Fragmentation-the process by which habitats are transformed into smaller patches isolated from each other-has been identified as a major threat for biodiversity. Fragmentation has well-established demographic and population genetic consequences, eroding genetic diversity and hindering gene flow among patches. However, fragmentation should also select on life history, both predictably through increased isolation, demographic stochasticity and edge effects, and more idiosyncratically via altered biotic interactions. While species have adapted to natural fragmentation, adaptation to anthropogenic fragmentation has received little attention. In this review, we address how and whether organisms might adapt to anthropogenic fragmentation. Drawing on selected case studies and evolutionary ecology models, we show that anthropogenic fragmentation can generate selection on traits at both the patch and landscape scale, and affect the adaptive potential of populations. We suggest that dispersal traits are likely to experience especially strong selection, as dispersal both enables migration among patches and increases the risk of landing in the inhospitable matrix surrounding them. We highlight that suites of associated traits are likely to evolve together. Importantly, we show that adaptation will not necessarily rescue populations from the negative effects of fragmentation, and may even exacerbate them, endangering the entire metapopulation.This article is part of the themed issue 'Human influences on evolution, and the ecological and societal consequences'.
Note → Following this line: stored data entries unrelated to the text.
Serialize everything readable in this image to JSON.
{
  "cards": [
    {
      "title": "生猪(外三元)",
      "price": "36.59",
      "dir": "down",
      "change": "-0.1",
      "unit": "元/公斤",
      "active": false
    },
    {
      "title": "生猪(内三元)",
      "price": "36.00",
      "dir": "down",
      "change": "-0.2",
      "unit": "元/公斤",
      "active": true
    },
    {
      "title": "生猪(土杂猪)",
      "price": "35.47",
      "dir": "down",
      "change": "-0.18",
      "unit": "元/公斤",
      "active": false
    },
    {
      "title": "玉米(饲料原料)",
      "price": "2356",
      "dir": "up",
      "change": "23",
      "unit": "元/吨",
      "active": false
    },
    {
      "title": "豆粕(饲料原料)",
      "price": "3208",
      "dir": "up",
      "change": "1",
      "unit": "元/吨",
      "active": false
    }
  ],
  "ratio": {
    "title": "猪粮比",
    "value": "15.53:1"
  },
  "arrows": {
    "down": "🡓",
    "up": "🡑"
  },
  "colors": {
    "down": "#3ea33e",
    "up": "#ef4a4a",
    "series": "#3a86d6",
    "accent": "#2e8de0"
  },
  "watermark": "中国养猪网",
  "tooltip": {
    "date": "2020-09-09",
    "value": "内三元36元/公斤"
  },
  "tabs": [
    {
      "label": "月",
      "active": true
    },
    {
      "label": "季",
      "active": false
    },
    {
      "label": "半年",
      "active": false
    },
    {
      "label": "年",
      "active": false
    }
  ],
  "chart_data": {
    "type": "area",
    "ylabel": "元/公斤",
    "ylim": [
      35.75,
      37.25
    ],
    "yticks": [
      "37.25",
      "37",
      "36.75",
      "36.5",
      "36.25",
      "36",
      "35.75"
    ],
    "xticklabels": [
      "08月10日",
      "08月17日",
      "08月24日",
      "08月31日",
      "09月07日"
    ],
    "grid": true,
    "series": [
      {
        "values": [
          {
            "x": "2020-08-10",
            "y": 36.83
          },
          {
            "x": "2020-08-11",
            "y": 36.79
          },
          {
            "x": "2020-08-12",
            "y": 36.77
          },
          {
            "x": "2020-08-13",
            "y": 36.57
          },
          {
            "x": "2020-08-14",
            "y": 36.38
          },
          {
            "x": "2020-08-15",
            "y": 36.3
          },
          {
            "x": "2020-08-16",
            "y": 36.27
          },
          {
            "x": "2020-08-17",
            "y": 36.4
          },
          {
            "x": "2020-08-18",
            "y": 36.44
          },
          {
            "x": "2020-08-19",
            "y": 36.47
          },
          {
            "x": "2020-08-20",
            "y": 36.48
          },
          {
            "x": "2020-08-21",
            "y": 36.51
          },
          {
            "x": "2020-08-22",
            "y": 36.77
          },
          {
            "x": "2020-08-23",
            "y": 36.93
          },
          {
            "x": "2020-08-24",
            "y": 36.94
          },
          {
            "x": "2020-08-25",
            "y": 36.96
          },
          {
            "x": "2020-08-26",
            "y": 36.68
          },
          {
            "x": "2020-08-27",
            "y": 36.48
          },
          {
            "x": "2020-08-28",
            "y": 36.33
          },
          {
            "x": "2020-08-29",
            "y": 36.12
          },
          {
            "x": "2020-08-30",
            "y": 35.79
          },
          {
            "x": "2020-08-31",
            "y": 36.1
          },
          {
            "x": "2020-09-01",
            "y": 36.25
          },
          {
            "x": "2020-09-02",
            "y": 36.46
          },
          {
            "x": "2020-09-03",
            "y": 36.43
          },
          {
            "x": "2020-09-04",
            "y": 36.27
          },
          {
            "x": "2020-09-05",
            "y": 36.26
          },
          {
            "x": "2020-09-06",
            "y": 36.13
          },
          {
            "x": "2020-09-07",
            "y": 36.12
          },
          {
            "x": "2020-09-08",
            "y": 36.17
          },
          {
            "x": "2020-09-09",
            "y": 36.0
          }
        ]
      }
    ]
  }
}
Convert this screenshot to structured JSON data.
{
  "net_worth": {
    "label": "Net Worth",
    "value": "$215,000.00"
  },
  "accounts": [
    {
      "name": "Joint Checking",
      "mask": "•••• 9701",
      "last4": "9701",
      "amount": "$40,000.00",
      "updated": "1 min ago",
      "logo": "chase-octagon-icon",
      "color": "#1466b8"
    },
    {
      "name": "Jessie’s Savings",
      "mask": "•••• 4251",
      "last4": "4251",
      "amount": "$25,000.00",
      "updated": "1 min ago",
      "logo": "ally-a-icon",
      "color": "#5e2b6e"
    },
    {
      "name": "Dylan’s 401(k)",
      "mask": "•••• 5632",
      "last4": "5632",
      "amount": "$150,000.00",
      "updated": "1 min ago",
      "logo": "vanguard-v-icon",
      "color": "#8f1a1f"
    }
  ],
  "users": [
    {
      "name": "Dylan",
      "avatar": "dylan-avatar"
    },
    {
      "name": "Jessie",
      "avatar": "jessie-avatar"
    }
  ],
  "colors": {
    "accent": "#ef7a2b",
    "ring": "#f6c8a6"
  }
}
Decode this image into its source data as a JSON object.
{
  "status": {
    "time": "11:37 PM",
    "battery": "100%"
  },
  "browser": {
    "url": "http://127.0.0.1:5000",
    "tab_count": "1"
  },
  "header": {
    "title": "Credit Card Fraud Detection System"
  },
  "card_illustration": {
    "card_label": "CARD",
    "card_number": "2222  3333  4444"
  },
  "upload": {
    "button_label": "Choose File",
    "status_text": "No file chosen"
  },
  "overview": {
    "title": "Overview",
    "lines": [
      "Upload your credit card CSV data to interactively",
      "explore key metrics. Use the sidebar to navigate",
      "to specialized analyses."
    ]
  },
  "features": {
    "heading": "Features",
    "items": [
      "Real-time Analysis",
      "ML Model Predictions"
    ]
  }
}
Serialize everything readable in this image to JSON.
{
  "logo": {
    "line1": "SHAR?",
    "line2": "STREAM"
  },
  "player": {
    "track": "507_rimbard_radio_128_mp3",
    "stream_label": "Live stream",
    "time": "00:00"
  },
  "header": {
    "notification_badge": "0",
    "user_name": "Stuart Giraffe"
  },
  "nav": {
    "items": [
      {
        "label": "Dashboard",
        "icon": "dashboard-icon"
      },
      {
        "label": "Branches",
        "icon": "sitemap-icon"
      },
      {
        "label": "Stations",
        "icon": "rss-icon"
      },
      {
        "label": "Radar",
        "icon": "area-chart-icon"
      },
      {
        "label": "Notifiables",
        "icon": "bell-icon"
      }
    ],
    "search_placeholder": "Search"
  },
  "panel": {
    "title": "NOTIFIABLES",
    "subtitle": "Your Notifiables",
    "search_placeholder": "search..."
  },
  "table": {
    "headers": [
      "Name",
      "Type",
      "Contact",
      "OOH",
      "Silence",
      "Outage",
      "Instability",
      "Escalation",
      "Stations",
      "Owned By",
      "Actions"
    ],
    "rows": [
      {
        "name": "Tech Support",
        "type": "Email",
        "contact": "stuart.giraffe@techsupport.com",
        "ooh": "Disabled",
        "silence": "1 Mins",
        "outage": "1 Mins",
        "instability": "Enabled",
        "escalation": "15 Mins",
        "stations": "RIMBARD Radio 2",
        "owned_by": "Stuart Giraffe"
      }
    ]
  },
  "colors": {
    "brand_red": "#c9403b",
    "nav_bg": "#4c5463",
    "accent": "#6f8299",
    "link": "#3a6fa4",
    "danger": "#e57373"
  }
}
Keywords: anthropogenic fragmentation; dispersal; evolutionary rescue; island biogeography; metapopulation; short-term adaptation.

Figure 1.

Connectivity and patch size interact to determine how local (patch) dynamics affect landscape-level dynamics. X-axis: low connectivity decouples local demography from landscape-level dynamics (i.e. patches are largely independent from each other in both demographic and evolutionary trajectory; non-equilibirum dynamics); medium connectivity results in metapopulation dynamics, where local demography is largely independent among patches but recolonization balances local extinction events; high connectivity leads to high occupancy (recolonization and/or demographic rescue outweigh local extinctions,) and little to no genetic differentiation. Y-axis: asymmetry in patch size means some (large) patches are highly persistent and dominate landscape dynamics. Adapted from Harrison & Taylor [14]. (Online version in colour.)

Figure 2.

Pathways by which fragmentation could lead to adaptation. Ecological effects on the physical environment, population demography and biotic communities can create additional ecological effects (thin grey arrows; e.g. smaller patches lead to smaller populations which may lead to species losses) and selective effects (thick black arrows) at the local/patch scale (thin boxes) and landscape/metapopulation scale (thick boxes). Altered selection can then produce a variety of adaptive responses (bottom boxes). (Online version in colour.)